- Status: Active
- Genre: comic book
- Venue: Charlotte Convention Center (1995–present)
- Locations: Charlotte, North Carolina
- Country: USA
- Inaugurated: 1982
- Attendance: 50,000 (2022)
- Organized by: Shelton Drum/Heroes Aren't Hard To Find
- Filing status: for profit
- Website: Official website

= Heroes Convention =

Comic book convention in Charlotte, North Carolina

Heroes Convention, or HeroesCon, is a comic book convention that takes place in June (often over Father's Day weekend) in Charlotte, North Carolina. The convention has been held since 1982 and is one of the oldest and "the largest independently owned comic book convention in the U.S.". The convention has a history of charitable work, donating to the Comic Book Legal Defense Fund and the Charlotte Firefighters Burned Children's Fund. HeroesCon is organized by Shelton Drum, owner of Heroes Aren't Hard To Find, a comic book retailer just southeast of downtown Charlotte.

HeroesCon focuses primarily on comic books, almost to the exclusion of TV, movies, and video games seen at most other major so-called comic book conventions. Along with panels, seminars, and workshops with comic book professionals, HeroesCon features hours of other programming on all aspects of comic books and pop culture. HeroesCon features a large floorspace for exhibitors including comic-book dealers and collectibles merchants. Like most comics conventions, the show includes an autograph area, as well as areas where comics artists and writers sign autographs and sell or do free sketches.

Annual events include the "Quickdraw Contest," in which artists create drawings on the spot for prizes; and an art auction.

==History==
Shelton Drum had been running an event called the Charlotte Mini-Con, a one-day event held at Eastland Mall (near his comic book store), since 1977, but in 1982 decided to expand the event and rename it the Heroes Convention. (Drum opened his first retail location in 1980.) The show grew from being a very small trade-show environment (held in a Holiday Inn ballroom) to being a true convention, with special guests at the 1982 show including Mike Zeck, Butch Guice, and New Teen Titans creators George Pérez, Marv Wolfman, and Romeo Tanghal.

The 1984 convention featured Stan Lee as its guest of honor, and since then each year of the convention has had an array of famous guests. Due to a death in Drum's family, the event was not held in 1986. Joe Quesada has appeared at the convention frequently since 1992, first as an artist, then as editor-in-chief of Marvel Comics. George Pérez has also been a frequent guest of the show over the years.

Since 1995, the convention has taken place at the Charlotte Convention Center. The 1995 edition attracted 9,000 attendees, and featured guest Todd McFarlane, who signed over 2,000 autographs at the show. The 1998 show was the first stop on the "Trilogy Tour" II, which included Jeff Smith, Charles Vess, Linda Medley, Mark Crilley, Jill Thompson, and Stan Sakai.

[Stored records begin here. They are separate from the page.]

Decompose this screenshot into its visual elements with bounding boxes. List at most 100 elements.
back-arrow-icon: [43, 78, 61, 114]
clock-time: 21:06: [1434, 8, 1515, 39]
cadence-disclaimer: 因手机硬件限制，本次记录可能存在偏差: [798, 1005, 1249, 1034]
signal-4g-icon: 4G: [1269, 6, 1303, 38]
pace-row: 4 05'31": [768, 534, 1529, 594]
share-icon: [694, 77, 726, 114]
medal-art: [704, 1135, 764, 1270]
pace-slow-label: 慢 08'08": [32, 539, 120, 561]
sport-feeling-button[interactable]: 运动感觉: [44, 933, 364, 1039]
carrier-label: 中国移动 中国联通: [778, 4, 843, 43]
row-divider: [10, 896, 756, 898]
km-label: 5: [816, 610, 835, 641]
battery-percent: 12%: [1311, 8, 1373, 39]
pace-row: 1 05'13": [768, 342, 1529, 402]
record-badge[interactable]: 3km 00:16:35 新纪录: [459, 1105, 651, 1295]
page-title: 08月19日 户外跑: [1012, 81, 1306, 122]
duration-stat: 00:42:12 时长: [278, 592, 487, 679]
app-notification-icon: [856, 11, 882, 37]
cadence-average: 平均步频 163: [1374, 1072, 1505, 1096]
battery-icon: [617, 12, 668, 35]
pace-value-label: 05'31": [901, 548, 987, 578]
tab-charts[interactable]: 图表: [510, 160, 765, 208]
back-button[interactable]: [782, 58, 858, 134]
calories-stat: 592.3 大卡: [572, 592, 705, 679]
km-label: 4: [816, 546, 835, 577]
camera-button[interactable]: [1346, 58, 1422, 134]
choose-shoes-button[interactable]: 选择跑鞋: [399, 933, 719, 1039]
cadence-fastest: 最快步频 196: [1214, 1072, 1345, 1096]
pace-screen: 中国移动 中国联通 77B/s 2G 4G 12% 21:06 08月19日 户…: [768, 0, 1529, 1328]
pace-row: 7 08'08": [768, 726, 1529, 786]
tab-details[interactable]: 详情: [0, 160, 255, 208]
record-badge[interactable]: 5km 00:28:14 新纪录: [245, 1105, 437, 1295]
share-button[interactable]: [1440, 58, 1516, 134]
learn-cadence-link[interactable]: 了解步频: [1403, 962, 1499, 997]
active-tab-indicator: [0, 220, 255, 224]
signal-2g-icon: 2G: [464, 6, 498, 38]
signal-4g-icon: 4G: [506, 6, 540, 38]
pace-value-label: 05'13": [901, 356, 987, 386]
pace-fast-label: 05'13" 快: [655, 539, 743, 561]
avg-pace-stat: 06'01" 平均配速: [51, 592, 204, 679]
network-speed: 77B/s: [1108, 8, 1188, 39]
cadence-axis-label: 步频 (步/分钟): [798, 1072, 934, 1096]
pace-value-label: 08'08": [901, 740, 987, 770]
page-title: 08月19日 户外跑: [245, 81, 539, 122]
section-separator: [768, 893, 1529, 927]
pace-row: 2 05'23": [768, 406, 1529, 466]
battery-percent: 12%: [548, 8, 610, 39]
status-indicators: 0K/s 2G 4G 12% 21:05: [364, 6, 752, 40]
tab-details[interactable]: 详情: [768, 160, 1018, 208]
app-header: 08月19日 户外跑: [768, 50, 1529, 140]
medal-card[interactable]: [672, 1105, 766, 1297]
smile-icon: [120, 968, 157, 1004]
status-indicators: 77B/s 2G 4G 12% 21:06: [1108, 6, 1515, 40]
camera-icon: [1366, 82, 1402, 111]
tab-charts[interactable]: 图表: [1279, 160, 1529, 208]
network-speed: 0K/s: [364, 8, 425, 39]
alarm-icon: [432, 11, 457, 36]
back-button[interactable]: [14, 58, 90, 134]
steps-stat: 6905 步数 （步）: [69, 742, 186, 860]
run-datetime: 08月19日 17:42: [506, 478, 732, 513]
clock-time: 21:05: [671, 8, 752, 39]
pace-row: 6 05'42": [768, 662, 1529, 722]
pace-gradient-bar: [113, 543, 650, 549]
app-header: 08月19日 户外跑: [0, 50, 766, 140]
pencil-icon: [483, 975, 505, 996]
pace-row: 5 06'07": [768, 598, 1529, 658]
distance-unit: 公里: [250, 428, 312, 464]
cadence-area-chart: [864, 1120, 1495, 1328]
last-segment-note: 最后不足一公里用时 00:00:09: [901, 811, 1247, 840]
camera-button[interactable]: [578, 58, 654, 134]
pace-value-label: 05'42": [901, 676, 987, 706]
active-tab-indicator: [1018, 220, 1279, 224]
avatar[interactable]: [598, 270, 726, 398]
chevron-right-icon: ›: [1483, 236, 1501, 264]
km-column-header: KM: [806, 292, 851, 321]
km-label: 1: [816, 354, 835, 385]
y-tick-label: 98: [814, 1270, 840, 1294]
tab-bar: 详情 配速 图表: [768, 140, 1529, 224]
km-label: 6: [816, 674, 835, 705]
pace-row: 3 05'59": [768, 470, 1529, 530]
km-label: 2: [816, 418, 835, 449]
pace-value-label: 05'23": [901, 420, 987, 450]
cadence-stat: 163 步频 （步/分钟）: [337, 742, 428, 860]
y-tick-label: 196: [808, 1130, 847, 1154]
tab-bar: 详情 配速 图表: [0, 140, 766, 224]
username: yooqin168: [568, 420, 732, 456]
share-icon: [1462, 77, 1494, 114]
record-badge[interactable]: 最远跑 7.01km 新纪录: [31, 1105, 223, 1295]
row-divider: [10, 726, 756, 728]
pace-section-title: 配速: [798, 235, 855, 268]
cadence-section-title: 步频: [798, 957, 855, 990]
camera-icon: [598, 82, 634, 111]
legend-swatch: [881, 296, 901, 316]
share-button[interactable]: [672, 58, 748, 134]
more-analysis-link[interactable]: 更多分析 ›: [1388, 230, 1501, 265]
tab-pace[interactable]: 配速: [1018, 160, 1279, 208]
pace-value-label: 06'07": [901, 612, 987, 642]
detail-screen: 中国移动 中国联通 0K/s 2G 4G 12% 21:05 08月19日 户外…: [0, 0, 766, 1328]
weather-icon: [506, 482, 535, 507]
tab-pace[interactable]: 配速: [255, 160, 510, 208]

In 2005, HeroesCon debuted "Indie Island," a section of the convention dedicated to alternative, independent, and self-published comics and creator.

The 2010 show hosted the closing ceremonies of the comic-themed art show Super! The Fine Art of Comics (curated by Shelton Drum), on display at the Charlotte gallery Twenty-Two.

The 2012 Heroes Convention—the 30th anniversary show—was held June 22–24 and featured special guest Stan Lee.

Heroes Convention has experienced tremendous growth, as attendance has increased to around 35,000 by 2015. 2016 saw further increases, with the show topping previous years with around 40,000 attendees. Heroes Convention's 35th anniversary show was held from June 16–18, 2017, included Eisner Award winners Alan Davis, Skottie Young, Jaime Hernandez, Gilbert Hernandez and Jason Aaron as guests.

The 2020 and 2021 HeroesCon were cancelled due to the COVID-19 pandemic. Since returning for the "Fantastic 40th Heroes Convention" in 2022, the show has continued to experience growth, with 50,000 persons attending.

=== Controversy: Wizard World Atlanta ===
In 2005, Wizard Entertainment announced that it would be holding a comic book convention in Atlanta from June 30–July 2, 2006, the same dates on which HeroesCon was scheduled to take place. This caused an outcry among fans, as Atlanta is only a four-hour drive from Charlotte, and several comic book creators, including artist Cully Hamner and writer Matt Fraction (himself a former Heroes Aren't Hard To Find employee), voiced concerns about an attempt by a large, corporate event to force out an independent comic book convention. As a result of the outcry, many comic book creators, including Warren Ellis, Bryan Hitch, Greg Rucka, Tony Harris, Scott Kurtz, Gaijin Studios and Art Adams, signed up to appear at HeroesCon 2006. In mid-August 2005, Wizard announced that it would be pushing back their Atlanta convention until 2007.